The provisions for “background checks”, he felt, undermined editorial autonomy. “This clause effectively strips me off my authority as a recruiter,” he said. “What it means that not me, but a government clerk and a police official will decide which candidate should I hire. That’s ridiculous. What if they ask me to hire a person who’s close to the police or some other agency? That staffer’s presence in my newsroom is as good as any policeman’s.”

Mohidin, for his part, saw the involvement of security agencies in vetting news as dangerous, and a departure from past practices of journalism in the conflict zone. “Earlier, if there was some issue, we used to be called to DIPR office and it used to be sorted out,” he said. “Now, they have included police in it. That has never happened before.”

A silence

While the provisions of the media policy have caused anxiety among the journalistic community in Jammu and Kashmir, protests against it are muted. There have been few official objections made by local newspapers.

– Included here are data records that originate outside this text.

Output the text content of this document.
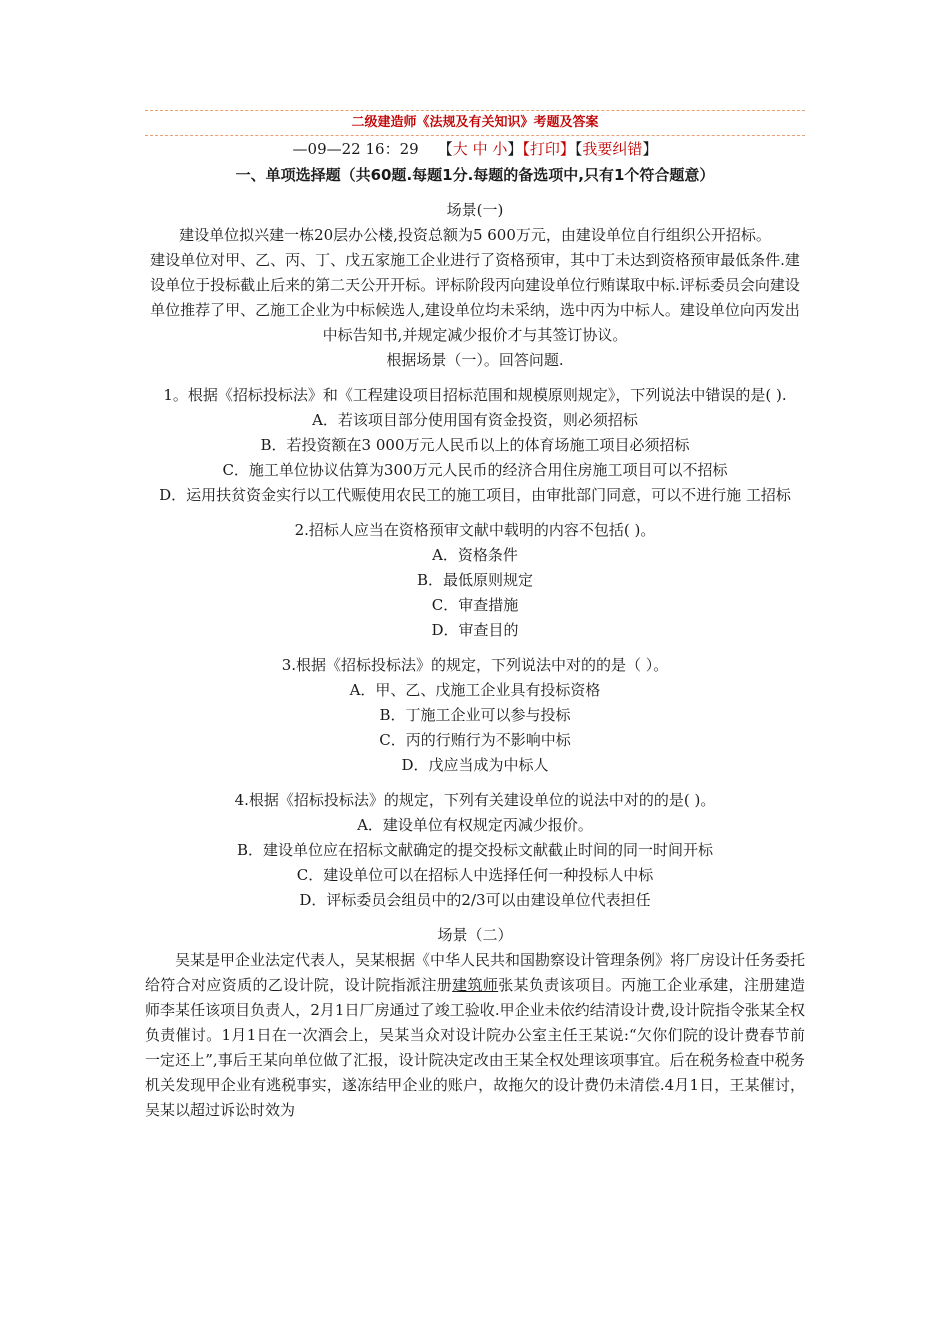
二级建造师《法规及有关知识》考题及答案
—09—22 16：29 【大 中 小】【打印】【我要纠错】
一、单项选择题（共60题.每题1分.每题的备选项中,只有1个符合题意）

场景(一)

建设单位拟兴建一栋20层办公楼,投资总额为5 600万元，由建设单位自行组织公开招标。

建设单位对甲、乙、丙、丁、戊五家施工企业进行了资格预审，其中丁未达到资格预审最低条件.建设单位于投标截止后来的第二天公开开标。评标阶段丙向建设单位行贿谋取中标.评标委员会向建设单位推荐了甲、乙施工企业为中标候选人,建设单位均未采纳，选中丙为中标人。建设单位向丙发出中标告知书,并规定减少报价才与其签订协议。

根据场景（一）。回答问题.

1。根据《招标投标法》和《工程建设项目招标范围和规模原则规定》，下列说法中错误的是( ).

A．若该项目部分使用国有资金投资，则必须招标

B．若投资额在3 000万元人民币以上的体育场施工项目必须招标

C．施工单位协议估算为300万元人民币的经济合用住房施工项目可以不招标

D．运用扶贫资金实行以工代赈使用农民工的施工项目，由审批部门同意，可以不进行施 工招标

2.招标人应当在资格预审文献中载明的内容不包括( )。

A．资格条件

B．最低原则规定

C．审查措施

D．审查目的

3.根据《招标投标法》的规定，下列说法中对的的是（ ）。

A．甲、乙、戊施工企业具有投标资格

B．丁施工企业可以参与投标

C．丙的行贿行为不影响中标

D．戊应当成为中标人

4.根据《招标投标法》的规定，下列有关建设单位的说法中对的的是( )。

A．建设单位有权规定丙减少报价。

B．建设单位应在招标文献确定的提交投标文献截止时间的同一时间开标

C．建设单位可以在招标人中选择任何一种投标人中标

D．评标委员会组员中的2/3可以由建设单位代表担任

场景（二）

吴某是甲企业法定代表人，吴某根据《中华人民共和国勘察设计管理条例》将厂房设计任务委托给符合对应资质的乙设计院，设计院指派注册建筑师张某负责该项目。丙施工企业承建，注册建造师李某任该项目负责人，2月1日厂房通过了竣工验收.甲企业未依约结清设计费,设计院指令张某全权负责催讨。1月1日在一次酒会上，吴某当众对设计院办公室主任王某说:“欠你们院的设计费春节前一定还上”,事后王某向单位做了汇报，设计院决定改由王某全权处理该项事宜。后在税务检查中税务机关发现甲企业有逃税事实，遂冻结甲企业的账户，故拖欠的设计费仍未清偿.4月1日，王某催讨，吴某以超过诉讼时效为
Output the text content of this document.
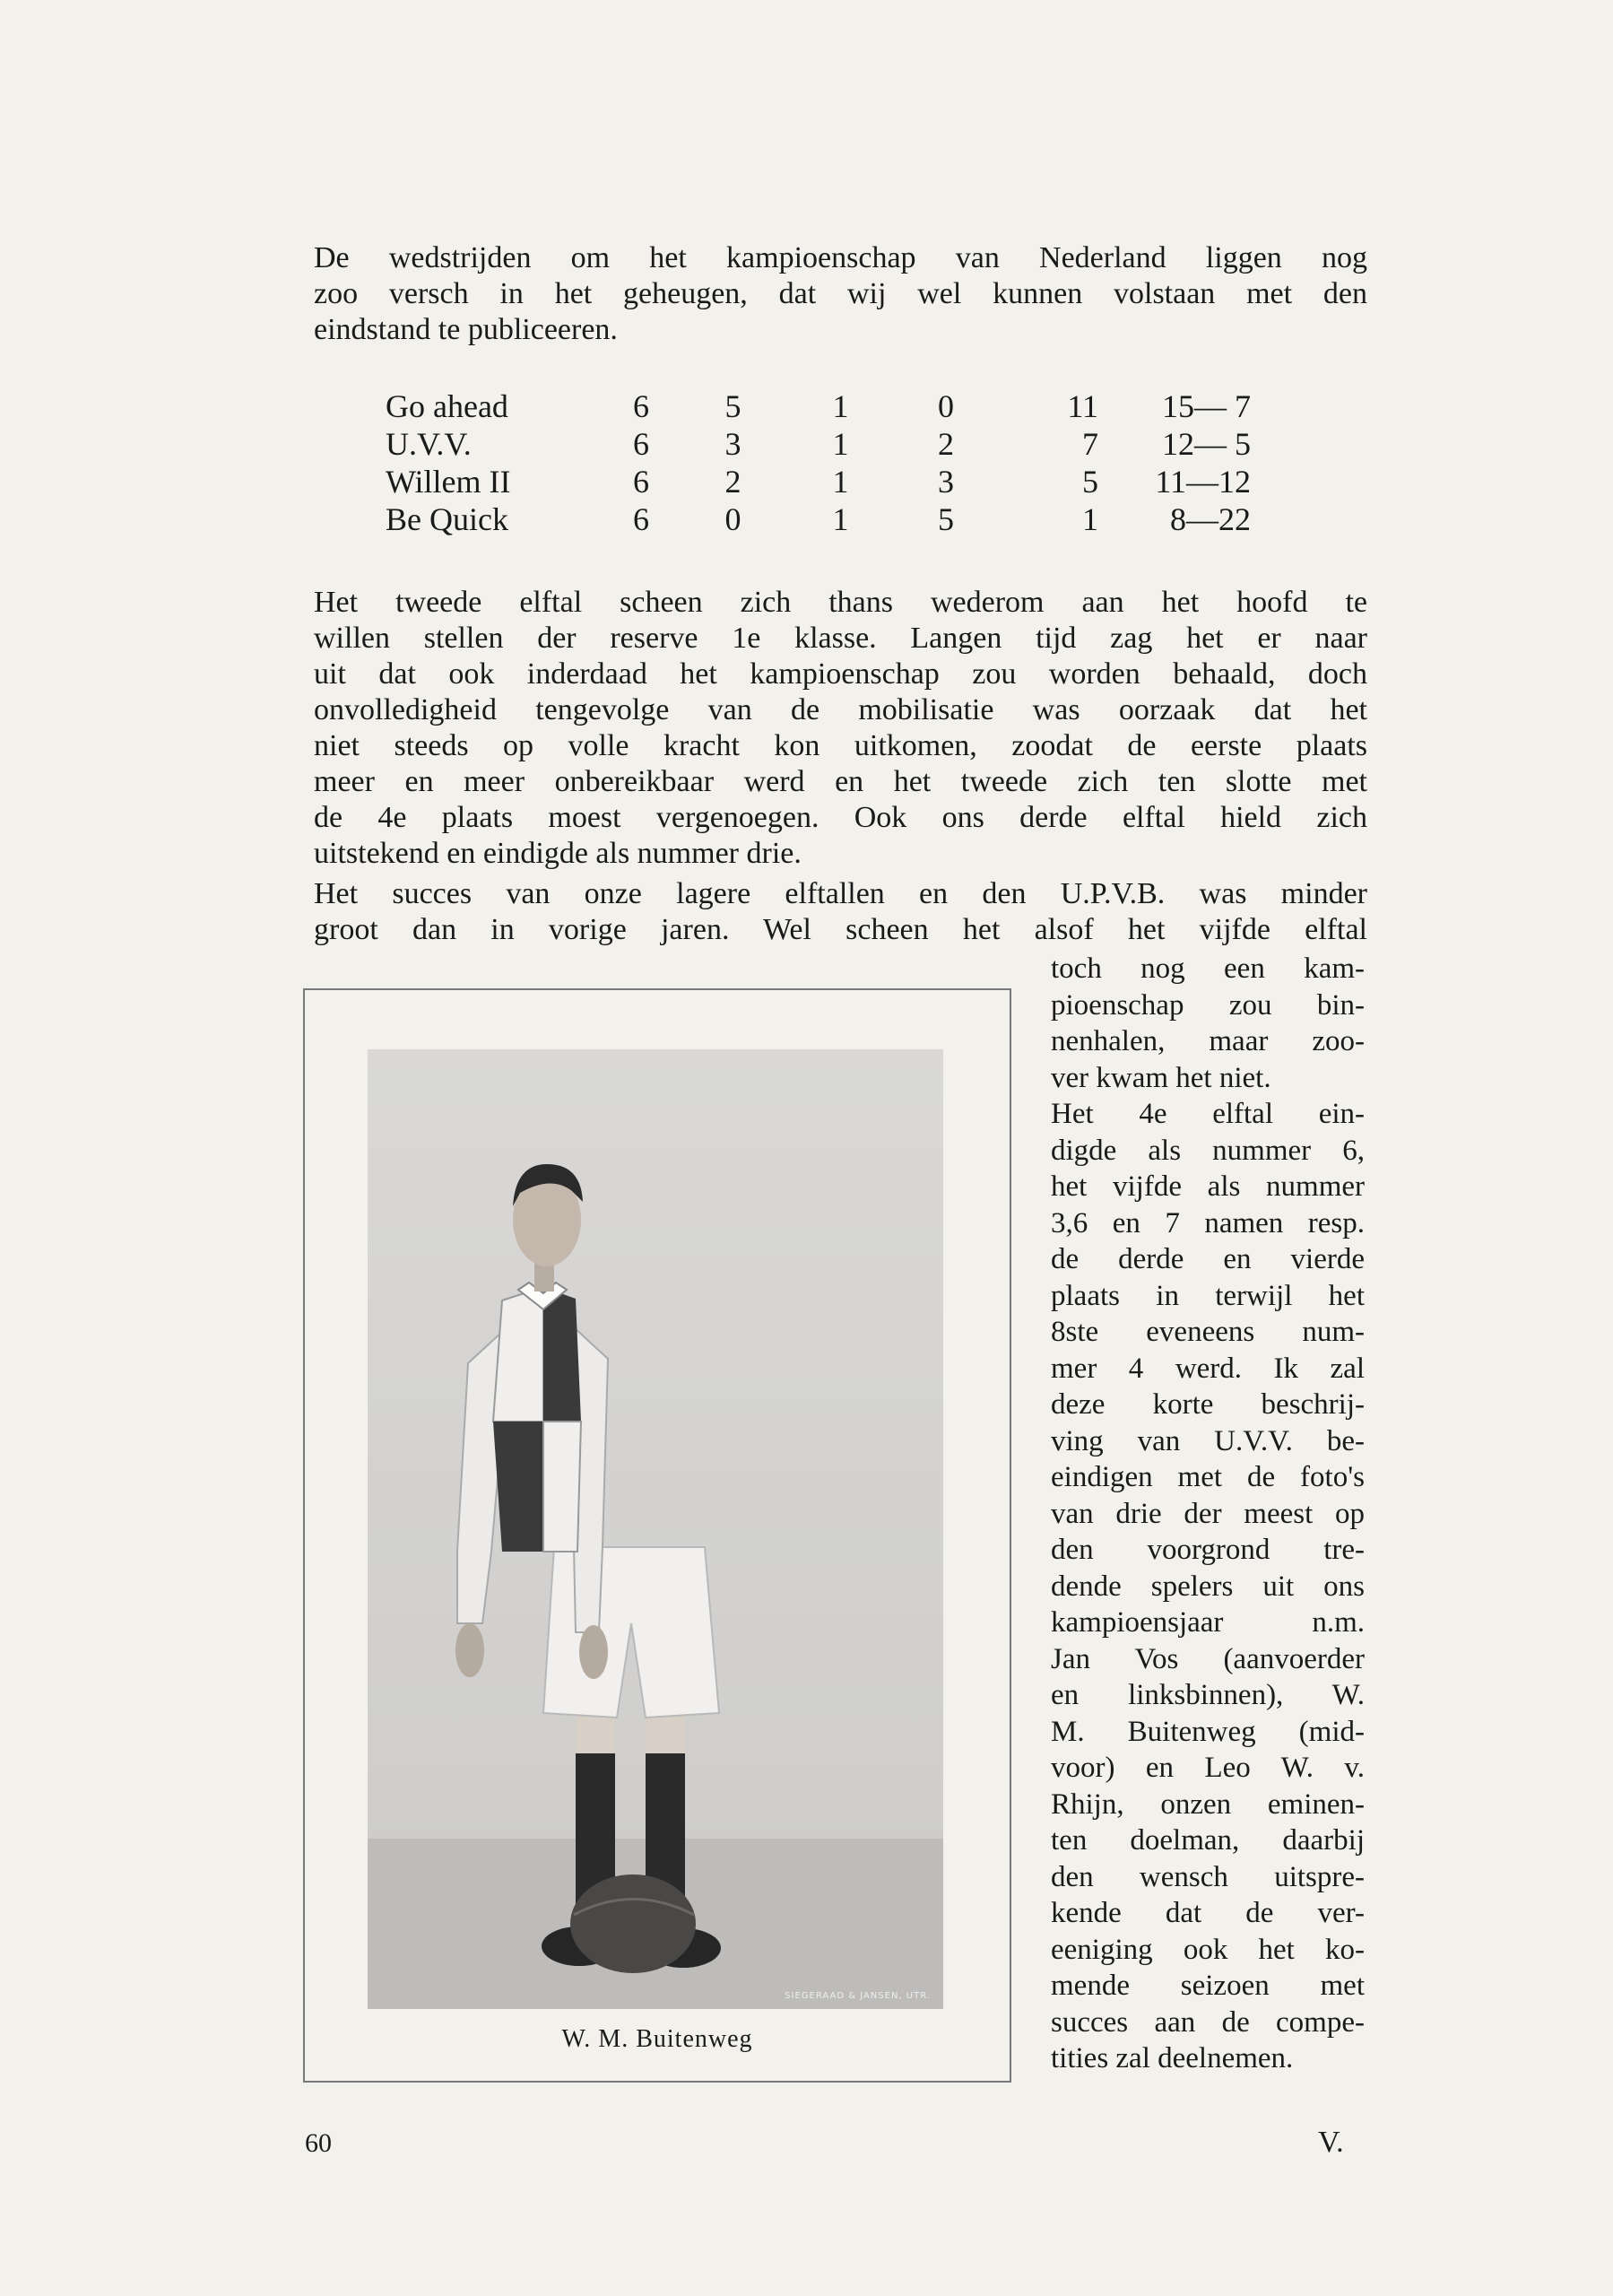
De wedstrijden om het kampioenschap van Nederland liggen nog
zoo versch in het geheugen, dat wij wel kunnen volstaan met den
eindstand te publiceeren.
Go ahead	6	5	1	0	11	15— 7
U.V.V.	6	3	1	2	7	12— 5
Willem II	6	2	1	3	5	11—12
Be Quick	6	0	1	5	1	8—22
Het tweede elftal scheen zich thans wederom aan het hoofd te
willen stellen der reserve 1e klasse. Langen tijd zag het er naar
uit dat ook inderdaad het kampioenschap zou worden behaald, doch
onvolledigheid tengevolge van de mobilisatie was oorzaak dat het
niet steeds op volle kracht kon uitkomen, zoodat de eerste plaats
meer en meer onbereikbaar werd en het tweede zich ten slotte met
de 4e plaats moest vergenoegen. Ook ons derde elftal hield zich
uitstekend en eindigde als nummer drie.
Het succes van onze lagere elftallen en den U.P.V.B. was minder
groot dan in vorige jaren. Wel scheen het alsof het vijfde elftal
toch nog een kam-
pioenschap zou bin-
nenhalen, maar zoo-
ver kwam het niet.
Het 4e elftal ein-
digde als nummer 6,
het vijfde als nummer
3,6 en 7 namen resp.
de derde en vierde
plaats in terwijl het
8ste eveneens num-
mer 4 werd. Ik zal
deze korte beschrij-
ving van U.V.V. be-
eindigen met de foto's
van drie der meest op
den voorgrond tre-
dende spelers uit ons
kampioensjaar n.m.
Jan Vos (aanvoerder
en linksbinnen), W.
M. Buitenweg (mid-
voor) en Leo W. v.
Rhijn, onzen eminen-
ten doelman, daarbij
den wensch uitspre-
kende dat de ver-
eeniging ook het ko-
mende seizoen met
succes aan de compe-
tities zal deelnemen.
SIEGERAAD & JANSEN, UTR.
W. M. Buitenweg
60	V.
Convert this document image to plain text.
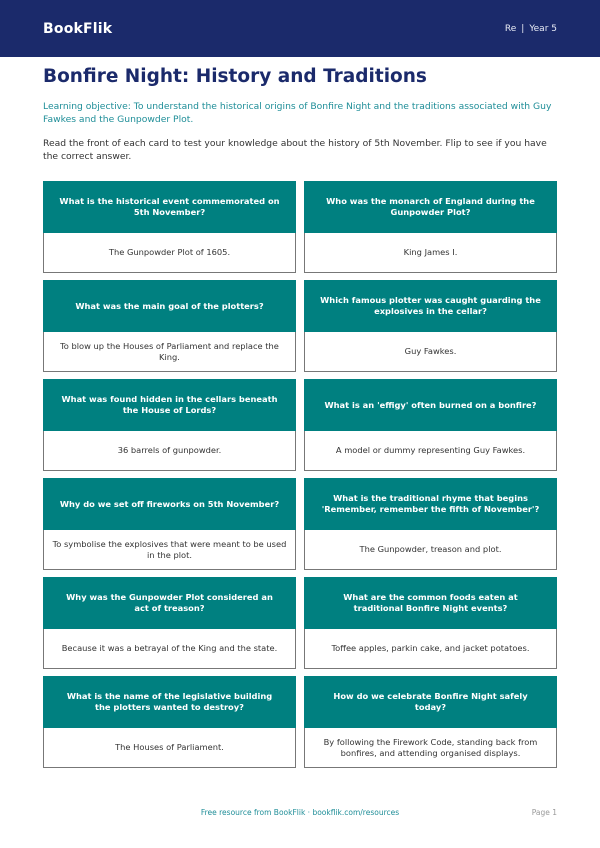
BookFlik	Re | Year 5
Bonfire Night: History and Traditions

Learning objective: To understand the historical origins of Bonfire Night and the traditions associated with Guy Fawkes and the Gunpowder Plot.

Read the front of each card to test your knowledge about the history of 5th November. Flip to see if you have the correct answer.

What is the historical event commemorated on 5th November?
The Gunpowder Plot of 1605.
Who was the monarch of England during the Gunpowder Plot?
King James I.
What was the main goal of the plotters?
To blow up the Houses of Parliament and replace the King.
Which famous plotter was caught guarding the explosives in the cellar?
Guy Fawkes.
What was found hidden in the cellars beneath the House of Lords?
36 barrels of gunpowder.
What is an 'effigy' often burned on a bonfire?
A model or dummy representing Guy Fawkes.
Why do we set off fireworks on 5th November?
To symbolise the explosives that were meant to be used in the plot.
What is the traditional rhyme that begins 'Remember, remember the fifth of November'?
The Gunpowder, treason and plot.
Why was the Gunpowder Plot considered an act of treason?
Because it was a betrayal of the King and the state.
What are the common foods eaten at traditional Bonfire Night events?
Toffee apples, parkin cake, and jacket potatoes.
What is the name of the legislative building the plotters wanted to destroy?
The Houses of Parliament.
How do we celebrate Bonfire Night safely today?
By following the Firework Code, standing back from bonfires, and attending organised displays.
Free resource from BookFlik · bookflik.com/resources	Page 1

More than two weeks after it was announced, a lesser known body called the Jammu Kashmir Editors’ Association demanded the media policy be rolled back. But prominent journalist bodies such as the Kashmir Press Club and the Kashmir Editors Guild are yet to issue official statements on the media policy.

“The Press Club management committee already had an online meeting over the issue and the need was felt that all the media organisations, be it journalist bodies or the editors in Kashmir as well as Jammu need to come together and devise a joint mechanism to deal with the issue,” said Ishfaq Tantray, general secretary of the Kashmir Press Club.

Personally, Tantray felt that the media policy was a “serious threat” to press freedom in Jammu and Kashmir. “This policy, as the reading of it suggests, gives unbridled powers to the director of information to decide what is news and fake news,” he said. “If the government is not happy with your story they will term it fake and register a case against you. If this policy is not contested by the media in J&K, it is definitely going to choke the space for the journalists in the region and curb whatever freedom of the press is left.”

A Kashmiri man reads a newspaper. Credit: Tauseef Mustafa / AFP

The ghosts of August 5

Many attribute this silence to the crackdown on journalists since August last year. Over the past 10 months, journalists in Kashmir have been harassed, beaten up, summoned for questioning by security agencies and even booked under anti-terror laws like Unlawful Activities (Prevention) Act.

“Everyone is scared,” said the editor with the English daily. “It’s not only the fear of losing advertisement revenue from government. Many fear that they be implicated in various cases and harassed by security agencies.”

In February last year, the government of the former state stopped issuing advertisements to two major English dailies in the Valley, Greater Kashmir and Kashmir Reader. Months later, the editors of both the newspapers were summoned by National Investigation Agency and questioned in Delhi. There was speculations that the editors were questioned for their coverage of mass protests in Kashmir in 2016, triggered by the killing of Hizbul Mujahideen commander Burhan Wani. But the investigating agency has not revealed any official why it summoned the editors.

A journalist with a prominent English daily in Srinagar traces government coercion to the aftermath of the protests four years ago.

“I would say it dates back to late 2016,” he explained, “when the situation for media in Kashmir became quite bad with the banning of an English daily and the halting of government advertisements to several newspapers, including Urdu dailies. The government has tightened its screws since then.”

Reporting party statements

It is the Valley’s political parties who have been vocal in their protests against the new media policy. From the National Conference to Communist Party of India (Marxist), parties across the political spectrum have spoken out against it. The notable exception was the Bharatiya Janata Party.

Reporting these critical party statements have been the only way in which news outlets covered the media policy and the discourse around it. Beyond that, Mohidin conceded, there was a marked lack of reportage or commentary on the intricacies of the policy in the local media.